We’re poor as church mice but we still try to live like kings

Counting the cost: Living like kings in London is an expensive business: Glenn Copus
Counting the cost: Living like kings in London is an expensive business: Glenn Copus

I looked at my bank balance just before payday the other week and thought: “How the hell am I in the red again?” Finding myself shy isn’t an unusual occurrence in my current account on the eve of payday. By all accounts I earn a decent enough salary in London, well above the living wage. So how come I — like most of my contemporaries in their twenties or early thirties — am short every month?

I happen to know not all countries are like this. In Dubai, where I lived for 15 months before I came here, I was earning less money but could still afford a prosperous lifestyle with taxis everywhere and dream holidays to far-flung places. It was the same in America and Barcelona — the only difference was I wasn’t maxing out my credit card every month as I am now.

Six years on and my lifestyle in London doesn’t ostensibly differ much from my time abroad.

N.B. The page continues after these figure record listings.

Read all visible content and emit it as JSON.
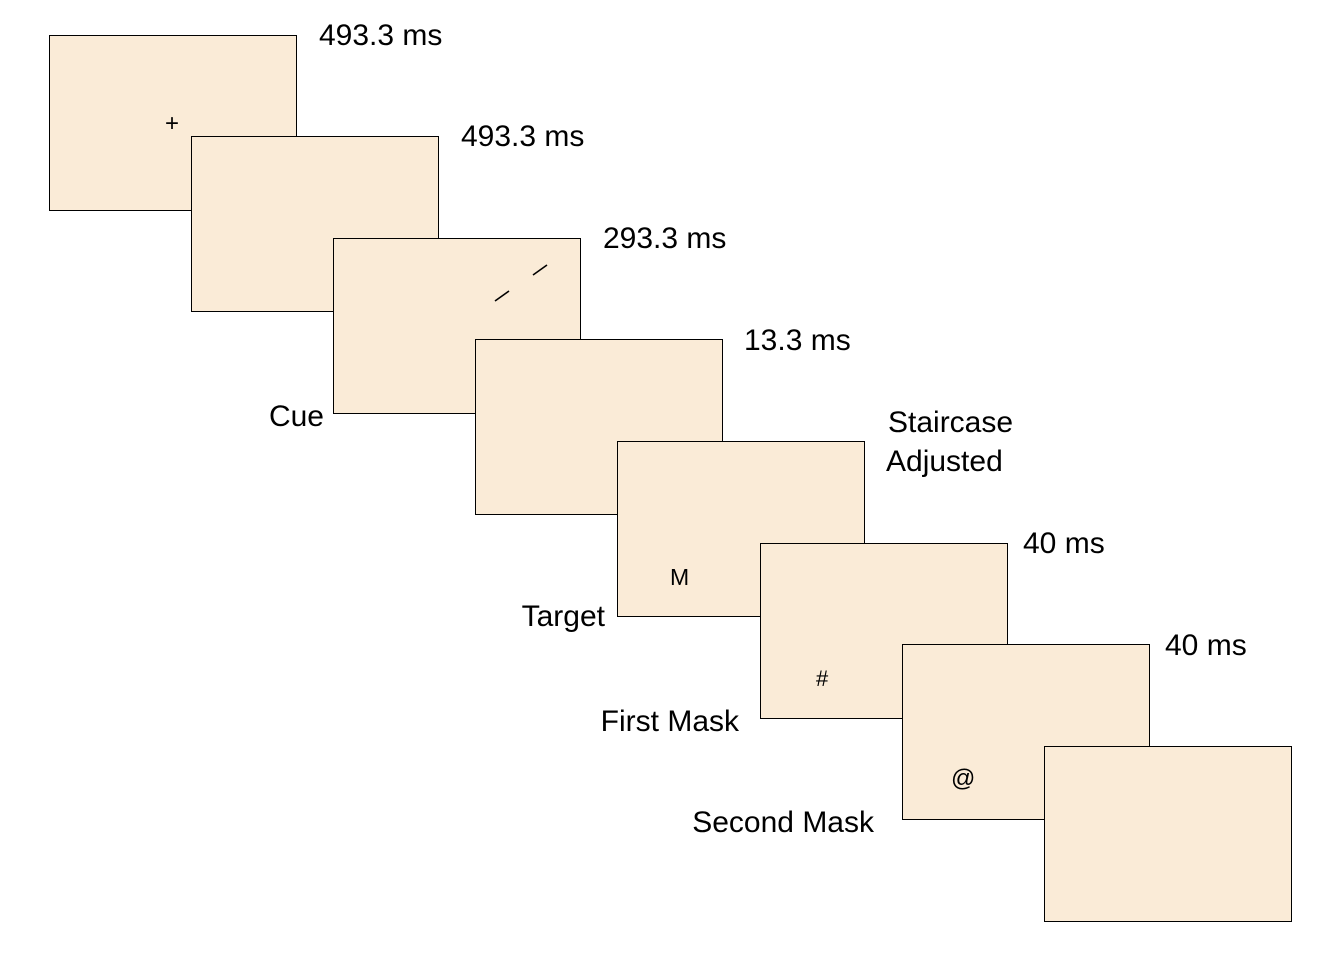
{
  "colors": {
    "frame_fill": "#faebd7",
    "frame_border": "#000000",
    "text": "#000000"
  },
  "frames": [
    {
      "name": "fixation",
      "symbol": "+",
      "duration": "493.3 ms",
      "caption": ""
    },
    {
      "name": "blank-1",
      "symbol": "",
      "duration": "493.3 ms",
      "caption": ""
    },
    {
      "name": "cue",
      "symbol": "",
      "duration": "293.3 ms",
      "caption": "Cue"
    },
    {
      "name": "blank-2",
      "symbol": "",
      "duration": "13.3 ms",
      "caption": ""
    },
    {
      "name": "target",
      "symbol": "M",
      "duration_lines": [
        "Staircase",
        "Adjusted"
      ],
      "caption": "Target"
    },
    {
      "name": "first-mask",
      "symbol": "#",
      "duration": "40 ms",
      "caption": "First Mask"
    },
    {
      "name": "second-mask",
      "symbol": "@",
      "duration": "40 ms",
      "caption": "Second Mask"
    },
    {
      "name": "response",
      "symbol": "",
      "duration": "",
      "caption": ""
    }
  ]
}
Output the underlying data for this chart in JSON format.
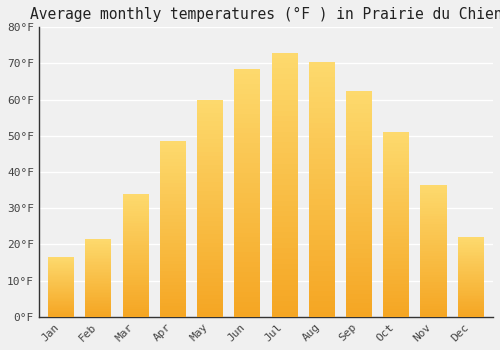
{
  "title": "Average monthly temperatures (°F ) in Prairie du Chien",
  "months": [
    "Jan",
    "Feb",
    "Mar",
    "Apr",
    "May",
    "Jun",
    "Jul",
    "Aug",
    "Sep",
    "Oct",
    "Nov",
    "Dec"
  ],
  "values": [
    16.5,
    21.5,
    34.0,
    48.5,
    60.0,
    68.5,
    73.0,
    70.5,
    62.5,
    51.0,
    36.5,
    22.0
  ],
  "bar_color_bottom": "#F5A623",
  "bar_color_top": "#FDDA6E",
  "ylim": [
    0,
    80
  ],
  "yticks": [
    0,
    10,
    20,
    30,
    40,
    50,
    60,
    70,
    80
  ],
  "ytick_labels": [
    "0°F",
    "10°F",
    "20°F",
    "30°F",
    "40°F",
    "50°F",
    "60°F",
    "70°F",
    "80°F"
  ],
  "background_color": "#f0f0f0",
  "grid_color": "#ffffff",
  "title_fontsize": 10.5,
  "tick_fontsize": 8,
  "font_family": "monospace",
  "bar_width": 0.7,
  "spine_color": "#333333"
}
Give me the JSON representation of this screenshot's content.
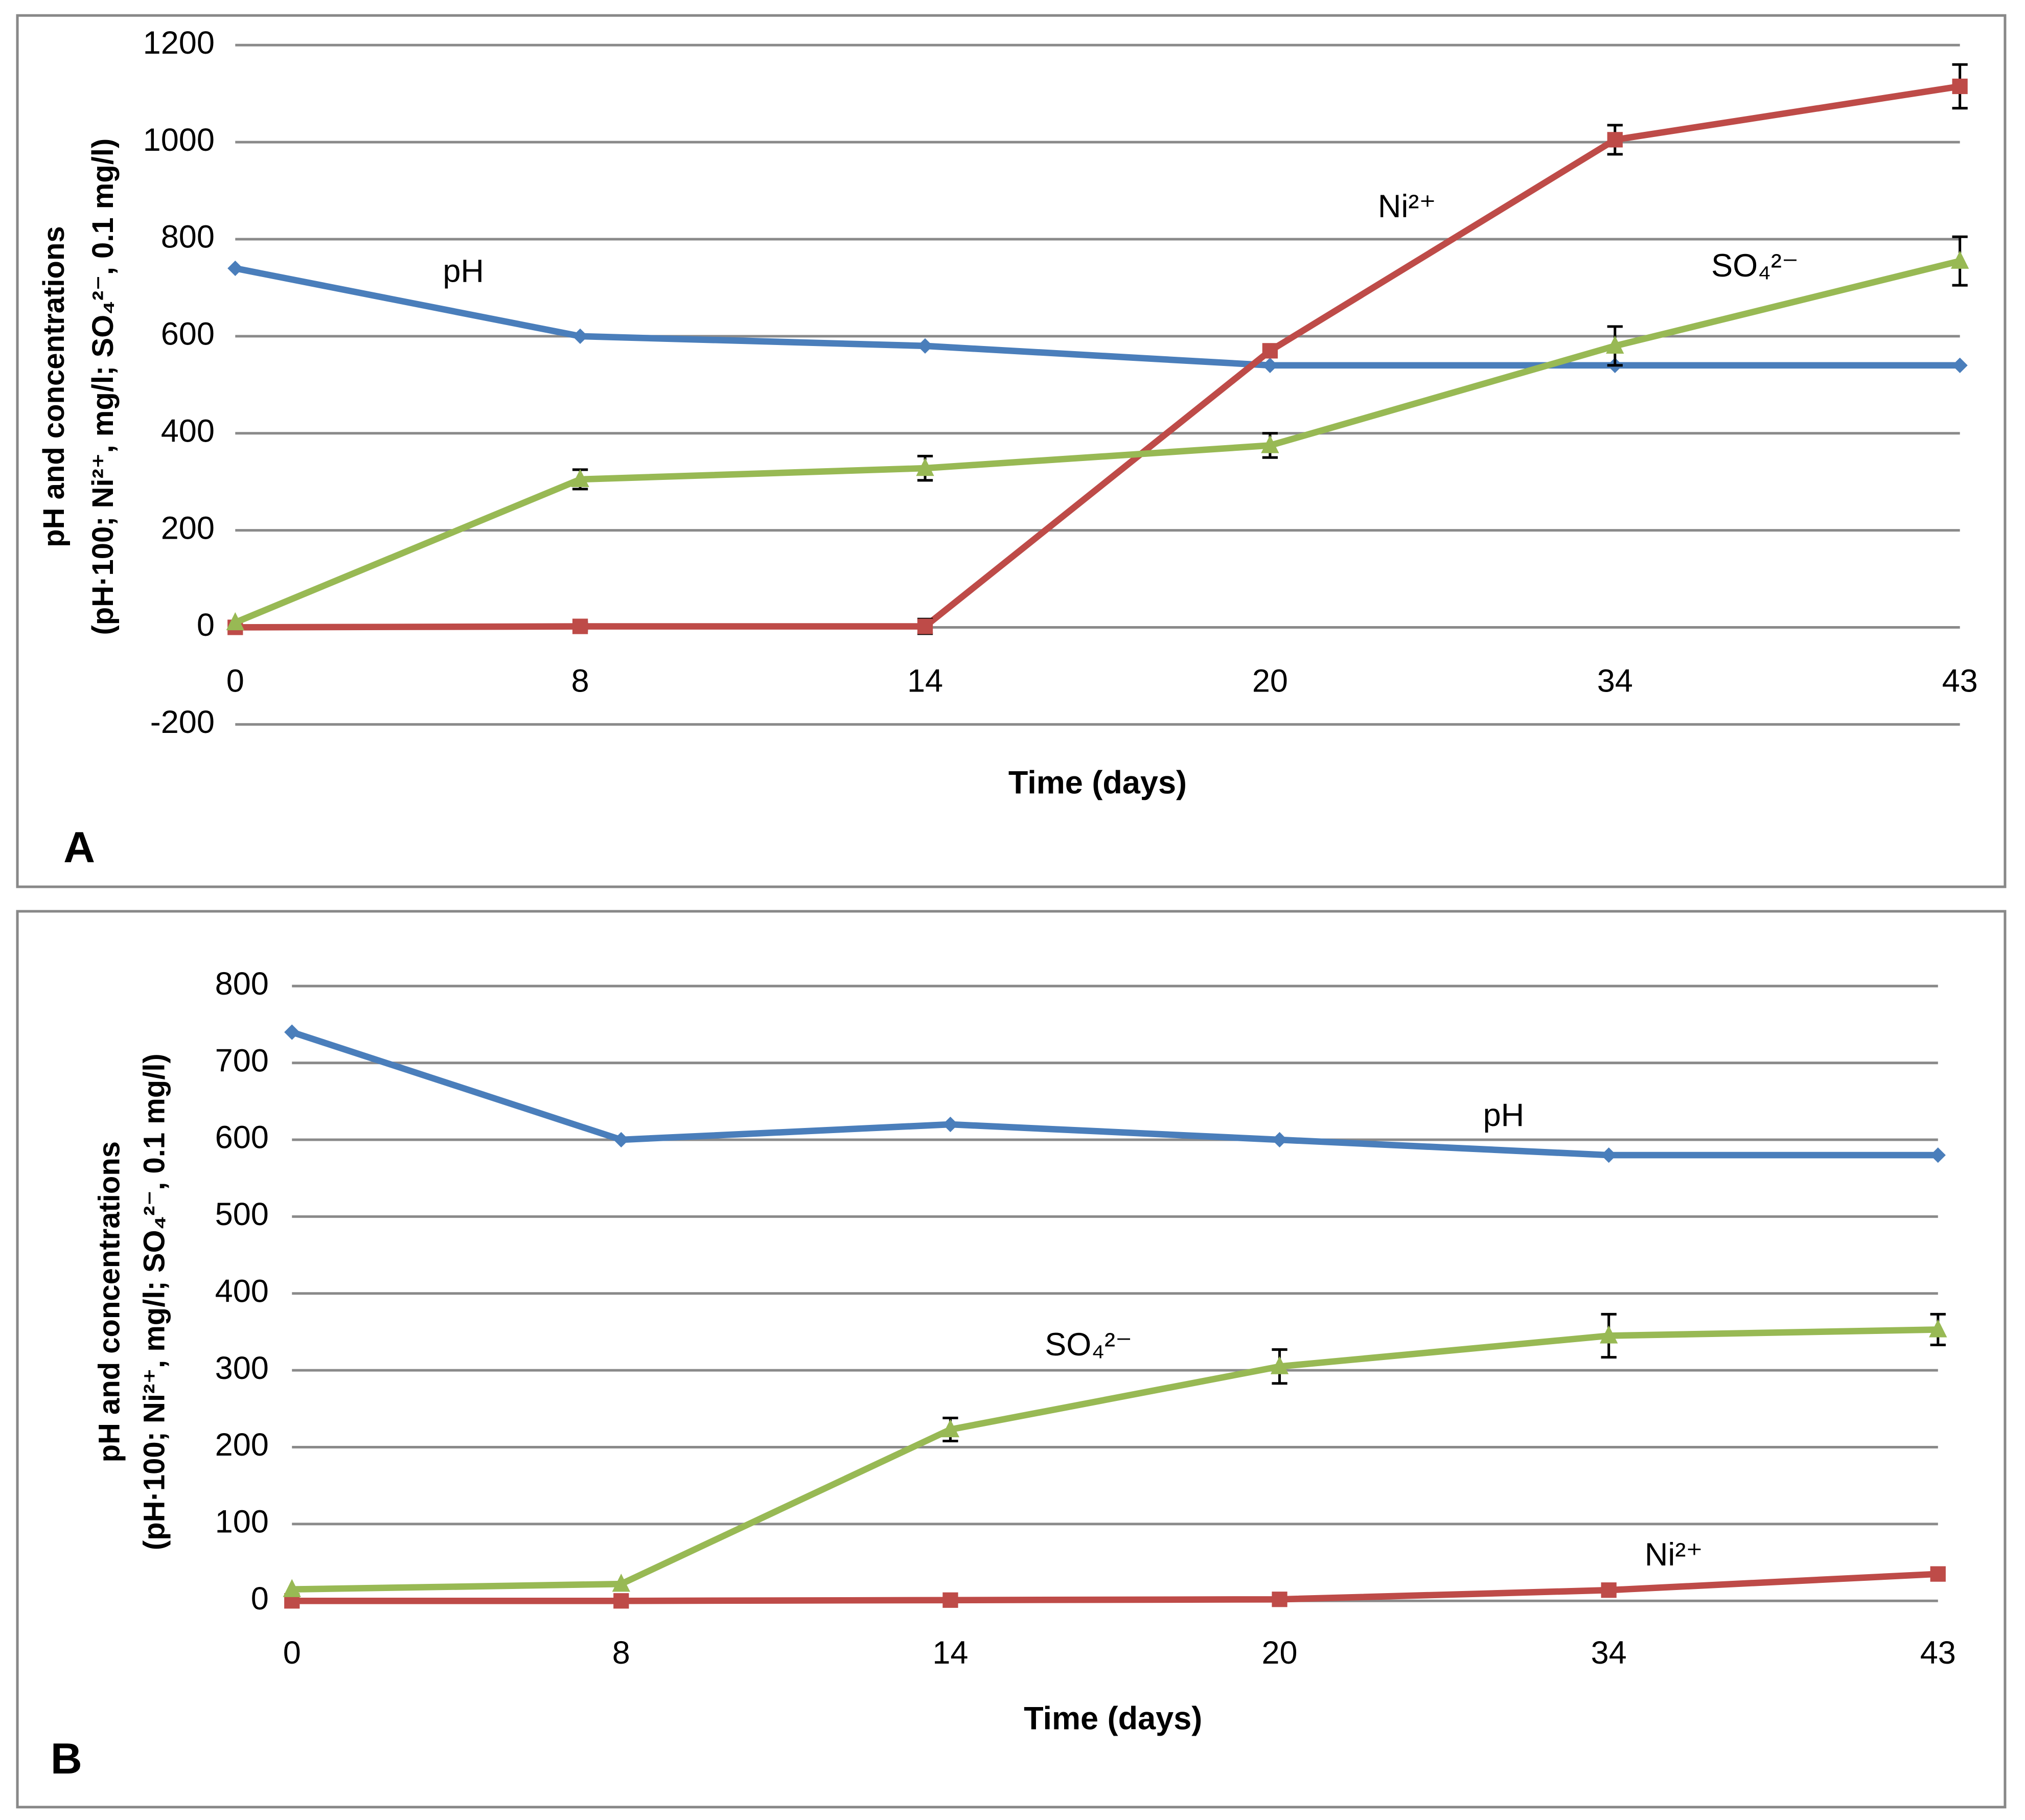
{
  "chart_data": [
    {
      "type": "line",
      "panel_label": "A",
      "xlabel": "Time (days)",
      "ylabel": [
        "pH and concentrations",
        "(pH·100; Ni²⁺, mg/l; SO₄²⁻, 0.1 mg/l)"
      ],
      "categories": [
        "0",
        "8",
        "14",
        "20",
        "34",
        "43"
      ],
      "ylim": [
        -200,
        1200
      ],
      "yticks": [
        -200,
        0,
        200,
        400,
        600,
        800,
        1000,
        1200
      ],
      "grid": true,
      "series": [
        {
          "name": "pH",
          "color": "#4a7ebb",
          "marker": "diamond",
          "values": [
            740,
            600,
            580,
            540,
            540,
            540
          ]
        },
        {
          "name": "Ni²⁺",
          "color": "#be4b48",
          "marker": "square",
          "values": [
            0,
            2,
            2,
            570,
            1005,
            1115
          ],
          "errors": [
            null,
            8,
            15,
            null,
            30,
            45
          ]
        },
        {
          "name": "SO₄²⁻",
          "color": "#98b954",
          "marker": "triangle",
          "values": [
            10,
            305,
            328,
            375,
            580,
            755
          ],
          "errors": [
            null,
            20,
            25,
            25,
            40,
            50
          ]
        }
      ]
    },
    {
      "type": "line",
      "panel_label": "B",
      "xlabel": "Time (days)",
      "ylabel": [
        "pH and concentrations",
        "(pH·100; Ni²⁺, mg/l; SO₄²⁻, 0.1 mg/l)"
      ],
      "categories": [
        "0",
        "8",
        "14",
        "20",
        "34",
        "43"
      ],
      "ylim": [
        0,
        800
      ],
      "yticks": [
        0,
        100,
        200,
        300,
        400,
        500,
        600,
        700,
        800
      ],
      "grid": true,
      "series": [
        {
          "name": "pH",
          "color": "#4a7ebb",
          "marker": "diamond",
          "values": [
            740,
            600,
            620,
            600,
            580,
            580
          ]
        },
        {
          "name": "Ni²⁺",
          "color": "#be4b48",
          "marker": "square",
          "values": [
            0,
            0,
            1,
            2,
            14,
            35
          ]
        },
        {
          "name": "SO₄²⁻",
          "color": "#98b954",
          "marker": "triangle",
          "values": [
            15,
            22,
            223,
            305,
            345,
            353
          ],
          "errors": [
            null,
            null,
            15,
            22,
            28,
            20
          ]
        }
      ]
    }
  ]
}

Friends and I live like kings but I’m afraid most of us are all fur coat and no knickers. When I arrived in London, I was aghast to find the only room I could afford based on my meagre salary was what I can only describe as a bunk bed with a desk and a wardrobe underneath. At £500 a month, this tiny box room in Neasden was just under half my monthly salary — I used to bang my head on the ceiling every morning when my alarm went off.

These days I live in nicer digs but I can only afford to go on a dream holiday every two years instead of four times a year because I force myself to squirrel away some cash every month into my holiday fund. Experiences are the only thing we’ve been left with because most of the services we work in are extremely underfunded.

With inflation as high as it is and Brexit looming, most of my contemporaries have made peace with the fact that the banks will never lend us the money to buy a house or even a studio flat in London.

It’s no surprise that more than half the people contacting debt charities are under 40. Millennials earn lower income, don’t have assets and are saddled with student loans. Yesterday the Financial Conduct Authority chief executive Andrew Bailey said: “There is a pronounced build-up of indebtedness amongst the younger age group.”

With the cost of living the way it is, you can forget Prada: one of my friends has managed to max out two of her credit cards trying to pay her monthly rent. Then there’s cost-effective romances — my friend moved in with a gentleman she only met a few weeks ago because “it’s half the bills”.

“When I was your age I would never have been able to afford your lifestyle,” says my mother. But that’s probably because she was busy paying off the mortgage while feeding her five kids.

Luckily neither I nor my friends suffer from those problems. Our mantra has become — to paraphrase Scarlett O’Hara — “We’ll starve tomorrow!”